The district would save an estimated $300,000 a year by operating one elementary school in place of the two. That’s nearly $500 per student to improve what can be offered, and it could reduce the amount of excess levies in the future, he said.
And, according to Smith and board chairman Lane Schwitters, the district could provide students with a better education with a new building. It would be designed to accommodate modern technology. Its footprint of three classrooms per grade better fits the enrollment needs of the district. Teachers would be able to work together, and students from the entire district would get to know one another right from the start, he and others pointed out.
Both sides voiced differences and frustrations on plenty of other issues as well.
The school district’s claim that 85 percent of school staff responding to a survey support the single elementary proposal is misleading, opponents charged. Only 51 of the district’s 161 employees responded to the survey, they pointed out.
Others voiced frustrations that the concept plans for the building continue to change. “That’s what a lot of seniors are having issues with around here,’’ said Amanda Dack, Maynard. “They don’t really know what they are voting on.’’
Arguments that closing the elementary schools in Maynard and Raymond would harm property values are not based on facts, and put personal interests ahead of district needs, said supporters of the bond measure.
Schwitters said he checked with the Kandiyohi County assessor’s office. He found no evidence of property value declines attributable to the closing of schools in smaller communities in the county.
A majority of school board members said they are committed to the unified elementary proposal. Schwitters said that the board would likely consider putting the bond issue back to the voters a second time if it failed.
“If it’s not passed, there’s no guarantee we’re going to fix the schools,’’ said board member Scott Ruiter. “I for one am not in favor of it.’’
Whether a new building is built or existing schools renovated, it will come down to an increase in taxes for district residents. Either way, the greater share of that burden will fall on agricultural lands, according to interim Superintendent Loren Hacker.

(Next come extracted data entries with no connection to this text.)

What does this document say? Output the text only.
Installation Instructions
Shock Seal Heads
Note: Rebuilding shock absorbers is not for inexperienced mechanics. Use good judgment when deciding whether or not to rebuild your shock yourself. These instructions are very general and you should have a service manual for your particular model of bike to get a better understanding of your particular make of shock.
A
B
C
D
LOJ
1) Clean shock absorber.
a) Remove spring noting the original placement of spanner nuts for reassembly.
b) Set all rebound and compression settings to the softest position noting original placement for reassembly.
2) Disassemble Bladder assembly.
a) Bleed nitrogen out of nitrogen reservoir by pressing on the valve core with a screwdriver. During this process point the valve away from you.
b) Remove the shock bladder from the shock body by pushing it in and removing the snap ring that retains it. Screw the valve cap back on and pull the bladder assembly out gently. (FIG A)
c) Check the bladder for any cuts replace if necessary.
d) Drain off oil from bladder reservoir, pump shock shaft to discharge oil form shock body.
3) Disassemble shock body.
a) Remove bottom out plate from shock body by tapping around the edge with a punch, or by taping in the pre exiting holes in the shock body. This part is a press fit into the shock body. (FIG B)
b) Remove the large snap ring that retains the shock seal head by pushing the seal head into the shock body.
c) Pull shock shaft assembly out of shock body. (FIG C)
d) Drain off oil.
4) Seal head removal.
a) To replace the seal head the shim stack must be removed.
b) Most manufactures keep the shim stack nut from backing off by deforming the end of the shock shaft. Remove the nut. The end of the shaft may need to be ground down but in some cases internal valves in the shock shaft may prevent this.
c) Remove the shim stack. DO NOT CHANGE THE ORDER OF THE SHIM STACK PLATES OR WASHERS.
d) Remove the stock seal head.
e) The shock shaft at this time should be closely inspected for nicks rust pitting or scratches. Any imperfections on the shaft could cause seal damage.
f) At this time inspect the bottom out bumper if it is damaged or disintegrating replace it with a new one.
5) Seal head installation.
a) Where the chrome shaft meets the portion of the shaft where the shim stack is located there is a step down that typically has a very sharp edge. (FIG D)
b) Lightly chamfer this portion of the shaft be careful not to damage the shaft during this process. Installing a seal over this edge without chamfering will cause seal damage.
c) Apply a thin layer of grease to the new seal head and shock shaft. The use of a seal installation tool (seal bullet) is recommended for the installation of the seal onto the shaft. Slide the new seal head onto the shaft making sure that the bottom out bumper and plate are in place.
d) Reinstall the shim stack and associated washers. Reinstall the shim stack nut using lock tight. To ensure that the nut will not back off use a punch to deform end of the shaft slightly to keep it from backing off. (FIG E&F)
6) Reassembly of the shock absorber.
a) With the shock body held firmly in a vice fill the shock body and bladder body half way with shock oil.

“I think we can talk all day about dollars and taxes, but the vote is going to come down to emotions,’’ said Marv Boike, of rural Maynard. He was among supporters of the issue urging that residents put the needs of the students and district ahead of community interests.
Information on the project, its estimated tax impact and other issues can be found on the school district’s website as well as on a website maintained by opponents:
Board members also hosted a second coffee Tuesday evening in Clara City, and will host a third at 5:30 p.m. Monday in the East Elementary in Raymond.